Last time my darling friend Catherine Rolt came for the whole trip and her friendship, wisdom, humour and camaraderie (as someone also living with a debilitating illness) made all the difference.
Anne Brown
This time I was accompanied by Anne Brown, who was married to my business partner and spiritual teacher Brad Brown until his death in 2007. She lives in California and was planning to come for a few days, but ended up staying with me for the full two weeks. She is an amazing woman in her late seventies, vibrant with energy, deliciously funny and deeply thoughtful.
She also has a gift for reaching out and connecting with people others might give a wide berth to. There are a number of Amish patients at the hospital, who travel here from all over the States because they trust Dr. Contreras. Often there is one family member waiting alone in the lobby for their loved one to come out of surgery. So Anne would introduce herself and then invite them into the dining room to eat with us or offer them her phone so they could call their families with news.

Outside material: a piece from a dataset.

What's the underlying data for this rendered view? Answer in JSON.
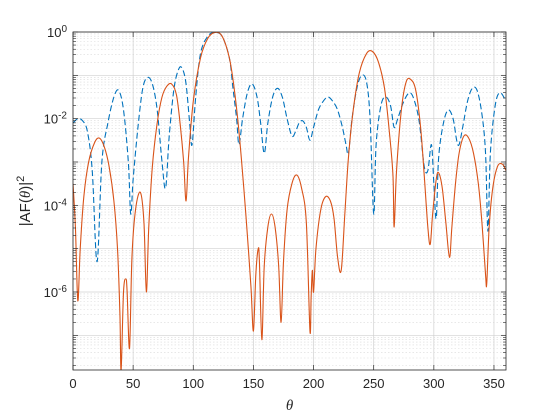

She did the same thing with the families of two patients who died this week, reaching out to them in their terrible grief during the days they had to stay at the hospital arranging to transport the bodies back home. One family was from Korea and the other from Kazhakstan, but she managed to transcend any language difficulties to give them solace and support. The wife of the Korean man who died felt safe enough to weep in her arms. It was really beautiful to witness her love complete strangers this way.
I am grateful to Anne for all the walks on the beach and giggly conversations and her helpful reminders about what medications I was supposed to be taking when. But I am especially grateful for her company because being with her made me feel close to Brad again. She reminded me how very much he loved me and we both shared teary memories of his impact on our lives.
I am sure he orchestrated events for her to spend the whole trip with me. I felt his spirit close many times. I am in no doubt that what he taught me has enabled me to embrace this experience of cancer with grit, humour, dignity and creativity these past seven months. I miss him immensely, even eight years after his passing, but I am doing what I can to live his heritage and mark his memory well.